Introduction
Polycystic ovary syndrome (PCOS) is an endocrine disorder affecting approximately 10% of women in reproductive age. It is associated with a variety of hormonal abnormalities such as menstrual irregularity, insulin resistance, clinical hyperandrogenism or hyperandrogenemia, and infertility. The reduction in testosterone level is one of the most common outcomes reported in clinical trials and is frequently used by clinicians to assess the progress of a patient’s condition.

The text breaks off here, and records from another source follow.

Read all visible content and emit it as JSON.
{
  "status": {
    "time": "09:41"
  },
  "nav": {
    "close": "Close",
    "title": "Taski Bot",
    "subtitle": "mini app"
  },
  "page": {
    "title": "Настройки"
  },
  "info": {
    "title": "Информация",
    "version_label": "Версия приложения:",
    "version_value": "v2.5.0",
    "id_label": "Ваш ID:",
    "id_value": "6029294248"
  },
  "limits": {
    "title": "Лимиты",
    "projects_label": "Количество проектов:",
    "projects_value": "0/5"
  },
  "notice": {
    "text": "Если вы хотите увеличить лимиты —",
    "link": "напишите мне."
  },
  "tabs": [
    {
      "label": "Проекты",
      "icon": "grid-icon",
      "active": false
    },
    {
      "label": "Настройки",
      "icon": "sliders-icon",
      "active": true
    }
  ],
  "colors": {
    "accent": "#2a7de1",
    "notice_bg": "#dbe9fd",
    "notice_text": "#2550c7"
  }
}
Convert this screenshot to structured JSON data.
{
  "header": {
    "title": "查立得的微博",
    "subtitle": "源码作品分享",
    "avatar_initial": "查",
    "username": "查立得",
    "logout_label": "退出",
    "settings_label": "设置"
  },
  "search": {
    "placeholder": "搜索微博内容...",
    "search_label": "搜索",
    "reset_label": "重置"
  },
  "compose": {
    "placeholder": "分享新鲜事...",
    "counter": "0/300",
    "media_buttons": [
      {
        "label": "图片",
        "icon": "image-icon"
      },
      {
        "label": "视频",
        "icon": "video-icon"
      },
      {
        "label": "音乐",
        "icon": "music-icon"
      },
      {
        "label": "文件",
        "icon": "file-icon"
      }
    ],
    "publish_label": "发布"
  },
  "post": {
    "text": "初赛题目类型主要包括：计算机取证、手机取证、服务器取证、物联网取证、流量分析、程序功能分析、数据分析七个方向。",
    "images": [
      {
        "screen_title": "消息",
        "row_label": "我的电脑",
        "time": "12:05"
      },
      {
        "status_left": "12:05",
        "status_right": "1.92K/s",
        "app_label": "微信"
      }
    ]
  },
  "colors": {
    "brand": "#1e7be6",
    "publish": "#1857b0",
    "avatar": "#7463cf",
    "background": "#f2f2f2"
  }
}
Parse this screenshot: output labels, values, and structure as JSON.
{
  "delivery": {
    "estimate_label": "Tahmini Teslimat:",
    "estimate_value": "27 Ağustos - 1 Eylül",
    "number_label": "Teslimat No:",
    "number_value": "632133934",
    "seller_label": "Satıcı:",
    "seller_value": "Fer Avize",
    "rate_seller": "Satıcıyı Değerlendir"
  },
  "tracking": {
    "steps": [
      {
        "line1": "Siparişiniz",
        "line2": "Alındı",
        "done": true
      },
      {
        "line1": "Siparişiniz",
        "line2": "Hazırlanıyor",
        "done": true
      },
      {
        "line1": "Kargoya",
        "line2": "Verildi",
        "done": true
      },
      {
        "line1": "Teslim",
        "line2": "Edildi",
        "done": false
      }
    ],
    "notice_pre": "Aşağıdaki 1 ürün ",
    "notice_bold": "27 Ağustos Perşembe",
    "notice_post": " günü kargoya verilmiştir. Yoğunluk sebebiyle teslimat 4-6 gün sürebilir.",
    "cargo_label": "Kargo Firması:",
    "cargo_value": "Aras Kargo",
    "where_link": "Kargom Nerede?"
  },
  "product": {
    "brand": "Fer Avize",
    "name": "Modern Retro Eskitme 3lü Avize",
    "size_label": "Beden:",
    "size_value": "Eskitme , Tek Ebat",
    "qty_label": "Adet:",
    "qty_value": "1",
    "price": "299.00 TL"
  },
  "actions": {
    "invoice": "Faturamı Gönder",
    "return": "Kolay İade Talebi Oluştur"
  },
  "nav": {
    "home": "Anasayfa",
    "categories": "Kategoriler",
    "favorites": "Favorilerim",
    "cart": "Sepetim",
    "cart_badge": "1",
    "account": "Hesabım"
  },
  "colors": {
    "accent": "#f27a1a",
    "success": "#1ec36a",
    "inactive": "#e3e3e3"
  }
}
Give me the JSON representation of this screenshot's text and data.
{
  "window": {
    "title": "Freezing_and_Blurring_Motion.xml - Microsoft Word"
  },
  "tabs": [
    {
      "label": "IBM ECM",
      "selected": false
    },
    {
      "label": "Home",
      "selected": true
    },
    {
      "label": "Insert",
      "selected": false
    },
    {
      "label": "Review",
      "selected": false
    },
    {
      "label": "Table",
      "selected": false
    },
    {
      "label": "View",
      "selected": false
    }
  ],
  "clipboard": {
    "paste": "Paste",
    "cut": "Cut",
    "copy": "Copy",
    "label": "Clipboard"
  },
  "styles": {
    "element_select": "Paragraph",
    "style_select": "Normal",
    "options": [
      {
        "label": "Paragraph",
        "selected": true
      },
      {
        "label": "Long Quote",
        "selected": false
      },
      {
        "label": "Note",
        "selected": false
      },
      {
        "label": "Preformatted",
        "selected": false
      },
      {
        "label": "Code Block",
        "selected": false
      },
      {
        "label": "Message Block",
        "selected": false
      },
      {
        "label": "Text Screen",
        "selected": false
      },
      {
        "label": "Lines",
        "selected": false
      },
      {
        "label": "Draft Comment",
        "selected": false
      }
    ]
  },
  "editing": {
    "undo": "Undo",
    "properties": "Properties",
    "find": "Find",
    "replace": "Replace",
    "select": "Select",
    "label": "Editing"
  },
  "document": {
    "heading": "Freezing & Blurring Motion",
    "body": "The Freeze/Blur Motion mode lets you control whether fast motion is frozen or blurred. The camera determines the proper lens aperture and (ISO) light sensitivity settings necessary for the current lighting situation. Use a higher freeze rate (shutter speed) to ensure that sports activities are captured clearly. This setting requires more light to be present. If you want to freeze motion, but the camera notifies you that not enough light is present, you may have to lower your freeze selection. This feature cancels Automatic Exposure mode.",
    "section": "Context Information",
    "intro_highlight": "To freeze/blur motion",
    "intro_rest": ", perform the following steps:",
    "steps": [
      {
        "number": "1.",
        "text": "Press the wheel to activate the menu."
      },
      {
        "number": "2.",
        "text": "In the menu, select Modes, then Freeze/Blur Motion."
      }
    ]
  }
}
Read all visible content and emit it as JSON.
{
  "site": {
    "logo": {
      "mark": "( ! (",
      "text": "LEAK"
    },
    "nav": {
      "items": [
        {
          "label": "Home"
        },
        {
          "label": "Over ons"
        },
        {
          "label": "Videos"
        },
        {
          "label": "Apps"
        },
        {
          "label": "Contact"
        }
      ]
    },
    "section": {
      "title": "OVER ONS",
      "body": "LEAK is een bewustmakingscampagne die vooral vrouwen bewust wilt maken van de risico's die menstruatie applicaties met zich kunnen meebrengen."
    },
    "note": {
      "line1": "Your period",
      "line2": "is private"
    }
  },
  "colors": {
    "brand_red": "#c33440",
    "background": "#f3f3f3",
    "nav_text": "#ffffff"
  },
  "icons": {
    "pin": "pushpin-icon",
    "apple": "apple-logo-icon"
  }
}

Current guidelines recommend lifestyle modifications and weight reduction for all patients with PCOS, along with combined oral contraceptives (COCs), metformin, or spironolactone, individualized based on the patients’ presentation. The use of statins has been recently introduced as a therapeutic option for PCOS, either alone or in combination with metformin or COCs. This article aims to evaluate the effectiveness of different statins alone or in combination with metformin in treating patients with PCOS, addressing the controversies surrounding the role of statins and their importance for patients with PCOS.
Methods of Analysis
A systematic review was conducted using Medline, Embase, and clinicaltrials.gov for studies using COCs, statins, spironolactone, and metformin for treatment of patients with PCOS. The patients, intervention, comparator, outcome, and study design (PICOS) strategy was used to identify relevant terms, and search terms included polycystic ovary syndrome and antiandrogen. The search was limited to peer-reviewed randomized clinical trials (RCTs) that were conducted in humans and published in English.
Data were extracted from the included studies by two independent investigators, and verified by a third investigator. For each study, the reduction in total testosterone reported as mean difference (MD) and standard deviation (SD) were extracted from studies as our primary outcome. A frequentist network meta-analysis using random-effects models was used to assess the efficacy in reducing testosterone levels and were expressed as odds ratio (OR) and 95% credible interval (95%Crl). All statistical analyses and inconsistency tests were performed using netmeta Version 1.0 on R statistical package. The study was conducted according to the preferred reporting items for systematic reviews and meta-analyses for network meta-analyses (PRISMA-NMA).
Results of the Study
A total of 281 articles were identified in the systematic search, and among these 9 articles were included in the network meta-analysis. The interventions in the included studies were COCs, atorvastatin, simvastatin, spironolactone, simvastatin plus metformin (SmivMet), metformin plus spironolactone (MetSpiro), metformin alone, and placebo. There was a direct comparison between atorvastatin and placebo and between simvastatin and metformin; however, no trials made a direct comparison between statins and other therapies. Therefore, a network meta-analysis deemed necessary to provide an indirect comparison between the interventions.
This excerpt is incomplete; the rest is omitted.